È questo il quadro che emerge dalla lettura del secondo rapporto annuale sull’efficienza energetica, pubblicato dall’ENEA, e dal coevo “Cost-effetiveness of cohesion policy investments in energy efficiency”, edito ad opera della European Court of Auditor, la Corte dei Conti europea. 

Il testo completo dell’articolo è consultabile sul sito del “Il quotidiano IPSOA – Professionalità quotidiana”  In questa sede vorrei evidenziare che, in generale, dall’analisi dei 24 progetti presi in considerazione è emerso che in nessuno c’è stata una valutazione del fabbisogno energetico, né tanto meno del potenziale di risparmio dell’energia in relazione agli investimenti: in sostanza, ha sottolineato il referente del rapporto per la Court of Auditors, 
“gli Stati membri hanno utilizzato questi soldi per ristrutturare edifici pubblici mentre l’efficienza energetica era, al massimo, una preoccupazione secondaria”, 
anche a causa dell’assenza di specifiche richieste in tal senso da parte della Commissione, all’atto della valutazione dei programmi operativi. 

Il report si conclude con l’elenco di alcune raccomandazioni alla Commissione, che spaziano dalla corretta e preventiva valutazione dei reali fabbisogni energetici all’utilizzo di indicatori di performance comparabili, dall’uso di criteri trasparenti per la selezione dei progetti all’analisi del periodo necessario per il payback sulla base del periodo di ammortamento abituale per gli investimenti in efficienza energetica. 

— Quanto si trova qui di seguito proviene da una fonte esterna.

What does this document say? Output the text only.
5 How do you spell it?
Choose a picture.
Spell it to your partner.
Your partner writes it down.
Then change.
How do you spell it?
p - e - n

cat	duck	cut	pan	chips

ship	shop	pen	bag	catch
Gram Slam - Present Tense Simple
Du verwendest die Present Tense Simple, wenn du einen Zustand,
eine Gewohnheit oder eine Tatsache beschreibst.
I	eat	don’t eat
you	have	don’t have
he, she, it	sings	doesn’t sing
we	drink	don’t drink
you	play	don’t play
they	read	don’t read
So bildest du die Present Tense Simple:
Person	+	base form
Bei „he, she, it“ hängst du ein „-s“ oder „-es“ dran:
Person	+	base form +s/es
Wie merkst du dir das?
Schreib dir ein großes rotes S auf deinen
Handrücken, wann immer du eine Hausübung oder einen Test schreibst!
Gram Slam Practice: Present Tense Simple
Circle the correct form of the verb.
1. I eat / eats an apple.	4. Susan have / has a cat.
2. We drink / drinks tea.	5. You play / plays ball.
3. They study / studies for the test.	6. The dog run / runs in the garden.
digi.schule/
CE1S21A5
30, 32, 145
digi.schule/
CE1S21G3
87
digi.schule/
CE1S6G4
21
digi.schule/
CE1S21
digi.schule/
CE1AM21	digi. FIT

Raccomandazioni ovvie soltanto ex post, evidentemente: “ma del senno di poi si può sempre ridere e anche di quello di prima, perché non serve” (I. Svevo,”La coscienza di Zeno”). 

Ecco, il principale obiettivo culturale-comportamentale, sia per i cittadini che per le istituzioni che devono guidare i primi, consiste nel cercare di evitare di ridere del “senno di prima”, e imparare dagli errori fatti in passato, anche e soprattutto da quelli causati dalla mancanza di zelo. 
La frettolosità di certe scelte effettuate nel passato – spesso soltanto sull’onda emotiva della novità da implementare, non importa come – non solo non è servita per (cominciare a) risolvere alcune problematiche energetiche, ma si è risolta in uno spreco di risorse pubbliche che, se spese in modo oculato, avrebbero già potuto portarci in un “altrove” più sostenibile, nei fatti e in prospettiva. 

Lo scoglio principale da superare, in ultima analisi, è quello culturale: i fondi, anche in periodi di crisi come quello che da troppi mesi stiamo attraversando, ci sono, ma occorre sapersi dare degli obiettivi ragionevoli, in relazione non solo ai costi da sostenere, ma anche del reale bisogno di determinati interventi, dell’arco temporale necessario per poter dire che la spesa effettuata è stata efficiente. I fondi vanno spesi, ma spesi bene, affinché l’efficienza la smetta di essere sbandierata come vessillo di una realtà che non potrà essere raggiunta, per l’inefficienza delle energie (non) profuse per raggiungerla.